My whole life, I had wanted that. Nothing more. I was born on the streets, raised by the streets, and I’ll probably die on the streets. I stood up, extinguishing my cigarette on my bare thigh. The hot ashes sizzled, leaving a small red circle on my otherwise porcelain skin. I’m quite skinny, my thighs were no exception, I usually wore baggy sweaters and shirts to hide my imperfection, but today I wore a black crop top, halted above my belly button, showing a series of cuts and burns.

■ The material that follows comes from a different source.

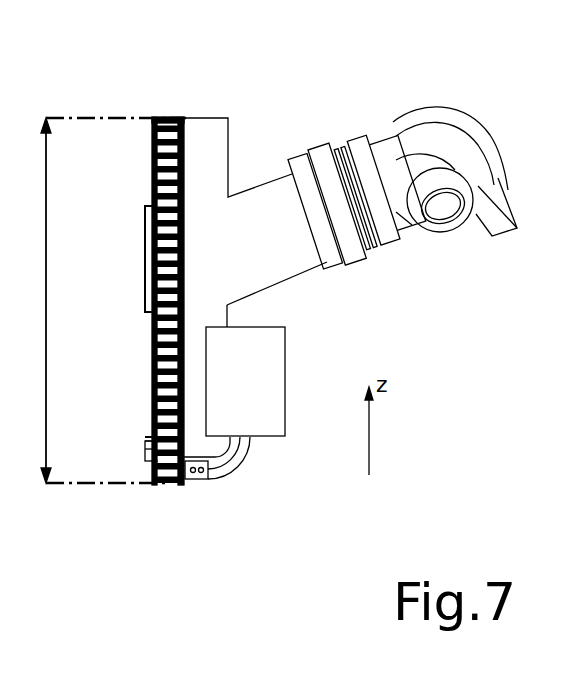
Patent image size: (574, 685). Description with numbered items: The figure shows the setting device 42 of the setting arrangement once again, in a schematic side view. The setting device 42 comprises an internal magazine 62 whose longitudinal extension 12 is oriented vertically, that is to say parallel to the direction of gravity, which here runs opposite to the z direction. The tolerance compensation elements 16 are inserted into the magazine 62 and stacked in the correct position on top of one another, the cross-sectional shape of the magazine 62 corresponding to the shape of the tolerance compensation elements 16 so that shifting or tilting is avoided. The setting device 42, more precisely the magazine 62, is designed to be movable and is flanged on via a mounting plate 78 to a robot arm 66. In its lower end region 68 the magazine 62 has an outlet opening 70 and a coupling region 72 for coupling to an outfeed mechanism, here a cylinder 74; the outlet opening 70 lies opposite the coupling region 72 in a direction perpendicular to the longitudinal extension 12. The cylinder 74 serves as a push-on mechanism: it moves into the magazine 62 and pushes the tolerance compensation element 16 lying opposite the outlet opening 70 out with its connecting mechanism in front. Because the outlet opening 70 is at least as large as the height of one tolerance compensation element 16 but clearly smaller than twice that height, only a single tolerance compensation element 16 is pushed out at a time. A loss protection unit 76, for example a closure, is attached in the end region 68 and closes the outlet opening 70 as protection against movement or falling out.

I also chose a black skirt which hugged my body like the hug I’d never had. My thigh-high black socks peeked out over my dirty combat boots.
I stepped inside the old hospital, vibrating with teen angst and loud music. Upon entering gave me a thrill, more than the drugs I’d abused over the years. It was like being brought back to life, like a surge coursing through my veins. I loved it here; it was one of the few places I called home. I felt my way through the crowd, taking a drink from another’s hand. I tilted my head back, taking the alcohol in. All I ever wanted was happiness. The thought echoed through my mind as I walked into the room I had died in.